And yet mingled with the old bitterness was a new sweetness, Helen’s sympathy, Helen’s understanding. It had never occurred to him before that children could give something as well as take all—the all he was so thankful to give them. Why, he thought wistfully, Helen might be the companion he had never had. He shook his head. No, that would not be fair to her. No dead-hand business! She must find her companions in her own generation. He must be ready to stand aside and let her pass on when the time came. That new sweetness was offered to him only that he might learn to make another renunciation.

He looked about him to see if there was anything to be done for the house before he went to bed. “Shall I close that window over there?” he thought to himself. “No, the night is warm.
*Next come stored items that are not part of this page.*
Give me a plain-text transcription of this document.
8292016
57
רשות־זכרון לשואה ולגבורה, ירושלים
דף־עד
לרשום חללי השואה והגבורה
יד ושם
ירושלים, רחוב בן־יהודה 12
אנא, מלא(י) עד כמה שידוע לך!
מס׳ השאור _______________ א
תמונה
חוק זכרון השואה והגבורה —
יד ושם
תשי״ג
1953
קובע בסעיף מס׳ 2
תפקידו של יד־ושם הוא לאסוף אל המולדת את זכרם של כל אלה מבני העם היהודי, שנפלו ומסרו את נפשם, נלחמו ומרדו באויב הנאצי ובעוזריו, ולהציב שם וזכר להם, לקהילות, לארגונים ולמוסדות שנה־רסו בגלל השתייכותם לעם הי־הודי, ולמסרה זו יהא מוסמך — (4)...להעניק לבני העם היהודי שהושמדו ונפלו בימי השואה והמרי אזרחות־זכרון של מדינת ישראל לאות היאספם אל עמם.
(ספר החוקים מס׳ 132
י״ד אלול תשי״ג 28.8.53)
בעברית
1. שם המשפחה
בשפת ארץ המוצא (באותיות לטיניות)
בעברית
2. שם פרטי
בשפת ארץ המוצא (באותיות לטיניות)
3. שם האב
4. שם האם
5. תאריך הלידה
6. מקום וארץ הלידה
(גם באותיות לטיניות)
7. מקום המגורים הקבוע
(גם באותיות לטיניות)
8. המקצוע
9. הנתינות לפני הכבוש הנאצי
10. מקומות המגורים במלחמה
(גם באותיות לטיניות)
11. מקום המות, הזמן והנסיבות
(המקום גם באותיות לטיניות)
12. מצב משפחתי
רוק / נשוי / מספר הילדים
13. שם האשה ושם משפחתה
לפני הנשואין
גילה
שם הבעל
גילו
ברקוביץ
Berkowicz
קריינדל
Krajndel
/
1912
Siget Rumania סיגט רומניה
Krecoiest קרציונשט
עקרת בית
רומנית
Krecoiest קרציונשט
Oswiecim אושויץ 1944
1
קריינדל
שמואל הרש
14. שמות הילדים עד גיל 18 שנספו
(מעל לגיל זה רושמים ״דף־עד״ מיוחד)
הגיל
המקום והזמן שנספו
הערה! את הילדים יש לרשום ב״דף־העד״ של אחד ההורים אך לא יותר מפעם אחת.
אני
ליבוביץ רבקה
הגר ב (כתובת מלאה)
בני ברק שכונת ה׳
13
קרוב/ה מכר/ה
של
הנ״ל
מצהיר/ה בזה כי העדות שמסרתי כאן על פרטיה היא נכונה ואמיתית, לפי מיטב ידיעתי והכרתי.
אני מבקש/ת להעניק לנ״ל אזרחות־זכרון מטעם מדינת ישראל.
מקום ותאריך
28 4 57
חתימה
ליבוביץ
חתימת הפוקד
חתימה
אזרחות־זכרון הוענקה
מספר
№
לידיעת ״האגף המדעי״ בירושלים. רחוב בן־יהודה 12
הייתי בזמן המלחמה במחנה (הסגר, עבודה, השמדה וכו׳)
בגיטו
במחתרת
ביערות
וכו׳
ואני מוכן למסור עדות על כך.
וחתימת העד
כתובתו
It will give us more air.”

He wheeled himself to the closed door of the dining-room, opened it and perceived that the wind was blowing hard from the other direction, for a strong draught instantly sucked past him between the open window back of him and the open window at the head of Stephen’s bed. He felt the gust and saw the long, light curtain curl eddying out towards him over the flicker of Stephen’s bedside candle.

It caught in an instant. It flared up like gun-cotton, all over its surface. It came dropping down ... horribly dropping down towards Stephen’s unconscious, upturned face ... flames on that tender flesh!


Stephen’s father found himself standing by the bed, snatching the curtain to one side, crushing out the flames between his hands. His wheel chair still stood by the open door.

The draught between the two open windows now blew out the candle abruptly. In the darkness the door slammed shut with a loud report.


But the room was not dark to Lester. As actually as he had seen and felt the burst of flame from the curtain, he now felt himself flare up in physical ecstasy to be standing on his own feet, to know that he had taken a dozen steps, to know that he was no longer a half-man, a mutilated wreck from whom normal people averted their eyes in what they called pity but what was really contempt and disgust.

He was like a man who has been shut in a cage too low for him to stand, who has crouched and stooped and bowed his shoulders, and who suddenly is set free to rise to his full stature, to throw his arms up over his head. The relief from oppression was as rending as a pain. It was a thousand times more joyful than any joy he had ever known. His self, his ego, savagely, grimly, harshly beaten down as it had been, sprang up with an exultant yell.